Nominated for Oscars for Best Actor in a Leading Role -- Montgomery Clift, Best Actress in a Leading Role -- Shelley Winters, and Best Picture

The novel contains a scene in which Alice goes to a country doctor and tentatively asks about an abortion. Shelley Winters relates in her autobiography that George Stevens initially planned to drop the scene because "it's rather censorable, but I think if we handle it delicately, it will illuminate the factory girl's terrible plight." Winters was given the new script pages one morning and asked to memorize the lines; Stevens planned to rehearse once, then immediately film the scene for spontaneity. "When he called, ?Action!' I was already crying," Winters wrote. "I twisted my white handkerchief into a shredded ball. The scene was nine minutes long. A full camera load. Boy, did I ever act!" Stevens had Winters do the scene again after letting her realize that tears would only frighten the doctor, and that Alice must try and refrain from crying. "Of course, when we saw the two takes the next day, the one in which I followed his exact direction was remarkable, even if I say so myself. ...Every time I've seen that scene in a theater, every man in the audience groans and every woman weeps. George had taught me another lifelong acting lesson: don't indulge yourself - make the audience weep."
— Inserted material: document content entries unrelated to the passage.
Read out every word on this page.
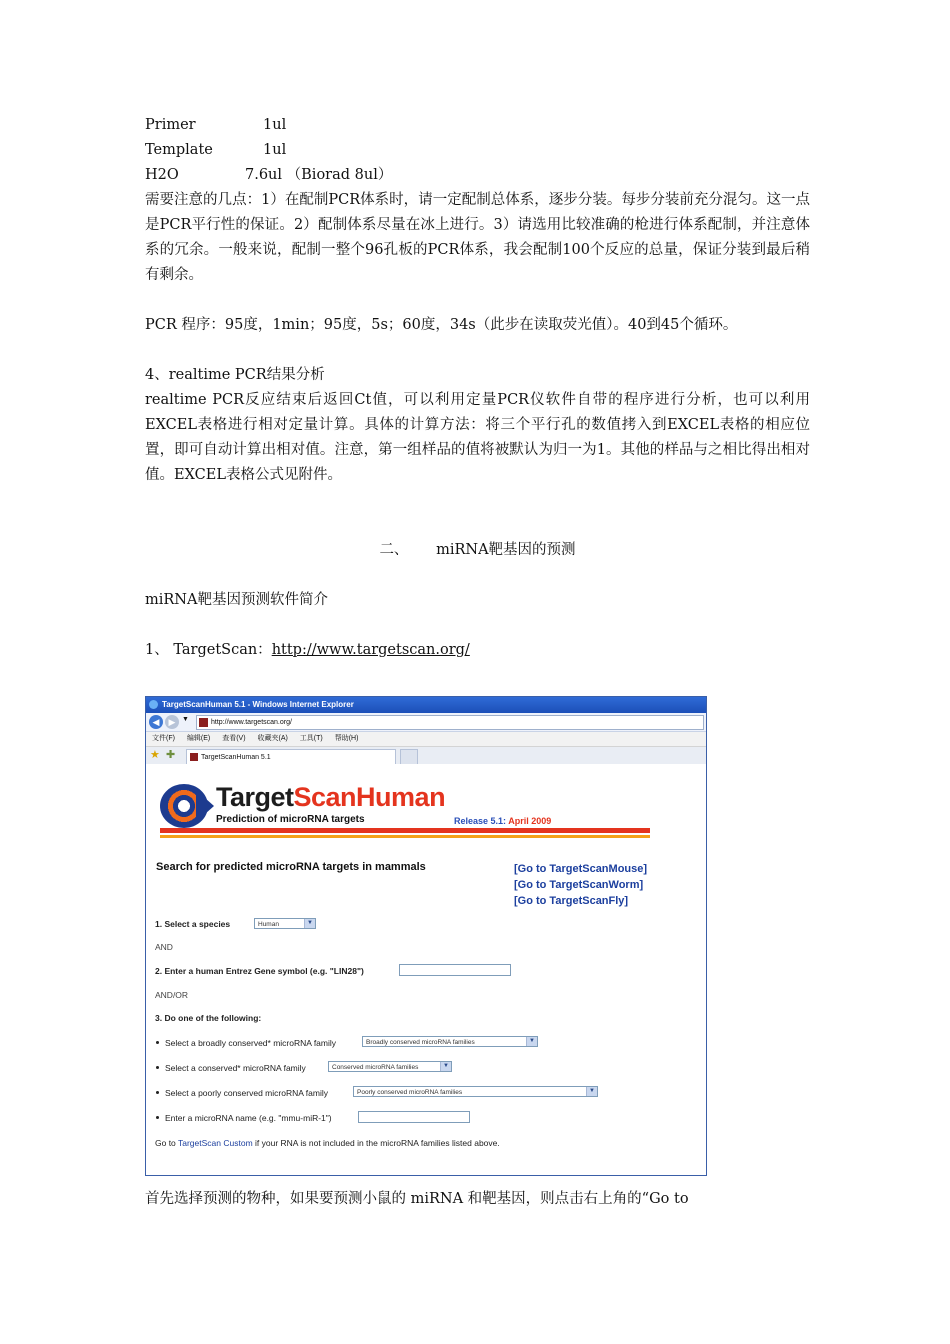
Primer	1ul
Template	1ul
H2O	7.6ul （Biorad 8ul）
需要注意的几点：1）在配制PCR体系时，请一定配制总体系，逐步分装。每步分装前充分混匀。这一点是PCR平行性的保证。2）配制体系尽量在冰上进行。3）请选用比较准确的枪进行体系配制，并注意体系的冗余。一般来说，配制一整个96孔板的PCR体系，我会配制100个反应的总量，保证分装到最后稍有剩余。
PCR 程序：95度，1min；95度，5s；60度，34s（此步在读取荧光值）。40到45个循环。
4、realtime PCR结果分析
realtime PCR反应结束后返回Ct值，可以利用定量PCR仪软件自带的程序进行分析，也可以利用EXCEL表格进行相对定量计算。具体的计算方法：将三个平行孔的数值拷入到EXCEL表格的相应位置，即可自动计算出相对值。注意，第一组样品的值将被默认为归一为1。其他的样品与之相比得出相对值。EXCEL表格公式见附件。
二、      miRNA靶基因的预测
miRNA靶基因预测软件简介
1、 TargetScan：http://www.targetscan.org/
TargetScanHuman 5.1 - Windows Internet Explorer
◀	▶ ▼	http://www.targetscan.org/
文件(F) 编辑(E) 查看(V) 收藏夹(A) 工具(T) 帮助(H)
★ ✚	TargetScanHuman 5.1
TargetScanHuman
Prediction of microRNA targets	Release 5.1: April 2009
Search for predicted microRNA targets in mammals	[Go to TargetScanMouse]
[Go to TargetScanWorm]
[Go to TargetScanFly]
1. Select a species	Human	▼
AND
2. Enter a human Entrez Gene symbol (e.g. "LIN28")
AND/OR
3. Do one of the following:
Select a broadly conserved* microRNA family	Broadly conserved microRNA families	▼
Select a conserved* microRNA family	Conserved microRNA families	▼
Select a poorly conserved microRNA family	Poorly conserved microRNA families	▼
Enter a microRNA name (e.g. "mmu-miR-1")
Go to TargetScan Custom if your RNA is not included in the microRNA families listed above.
首先选择预测的物种，如果要预测小鼠的 miRNA 和靶基因，则点击右上角的“Go to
12:45 AM -- FROM HERE TO ETERNITY (1953)
Enlisted men in Hawaii fight for love and honor on the eve of World War II.
Dir: Fred Zinnemann
Cast: Burt Lancaster, Montgomery Clift, Deborah Kerr
BW-118 mins, CC,

Won Oscars for Best Actor in a Supporting Role -- Frank Sinatra, Best Actress in a Supporting Role -- Donna Reed, Best Director -- Fred Zinnemann, Best Writing, Screenplay -- Daniel Taradash, Best Cinematography, Black-and-White -- Burnett Guffey, Best Sound, Recording -- John P. Livadary (Columbia SSD), Best Film Editing -- William A. Lyon, and Best Picture

Nominated for Oscars for Best Actor in a Leading Role -- Montgomery Clift, Best Actor in a Leading Role -- Burt Lancaster, Best Actress in a Leading Role -- Deborah Kerr, Best Costume Design, Black-and-White -- Jean Louis, and Best Music, Scoring of a Dramatic or Comedy Picture -- Morris Stoloff and George Duning

Montgomery Clift threw himself into the character of Prewitt, learning to play the bugle (even though he knew he'd be dubbed) and taking boxing lessons. Fred Zinnemann said, "Clift forced the other actors to be much better than they really were. That's the only way I can put it. He got performances from the other actors, he got reactions from the other actors that were totally genuine."



3:00 AM -- RAINTREE COUNTY (1957)
In this sumptuous Civil War story, a willful southern belle goes mad out of fear that she may be part black.
Dir: Edward Dmytryk
Cast: Montgomery Clift, Elizabeth Taylor, Eva Marie Saint
C-173 mins, CC, Letterbox Format

Nominated for Oscars for Best Actress in a Leading Role -- Elizabeth Taylor, Best Art Direction-Set Decoration -- William A. Horning, Urie McCleary, Edwin B. Willis and Hugh Hunt, Best Costume Design -- Walter Plunkett, and Best Music, Scoring -- Johnny Green

On May 12, 1956, during the shooting of this film, Montgomery Clift was involved in a serious car accident on his way back home from a party at the house of Elizabeth Taylor. His friend Kevin McCarthy witnessed the accident from his car, drove back and informed Taylor and her then husband Michael Wilding, who immediately drove to the location together with Rock Hudson. Taylor entered the car through the back door, crawled to the front seat and removed the two front teeth from Clift's throat that threatened to choke him. Hudson finally managed to pull him out of the wreck and together they protected him from being photographed until the ambulance arrived. This was necessary because soon after the emergency call had come in to the local police station, reporters were already on their way and arrived at the scene when Clift was still in the car. The accident was well publicized. After nine weeks of recovery and with plastic surgery, Clift returned to the movie set and finished the film, but with considerable difficulties. His dashing looks, though, were gone forever. If you notice in some scenes, his nose and chin look different, and the left side of his face is more or less immobile.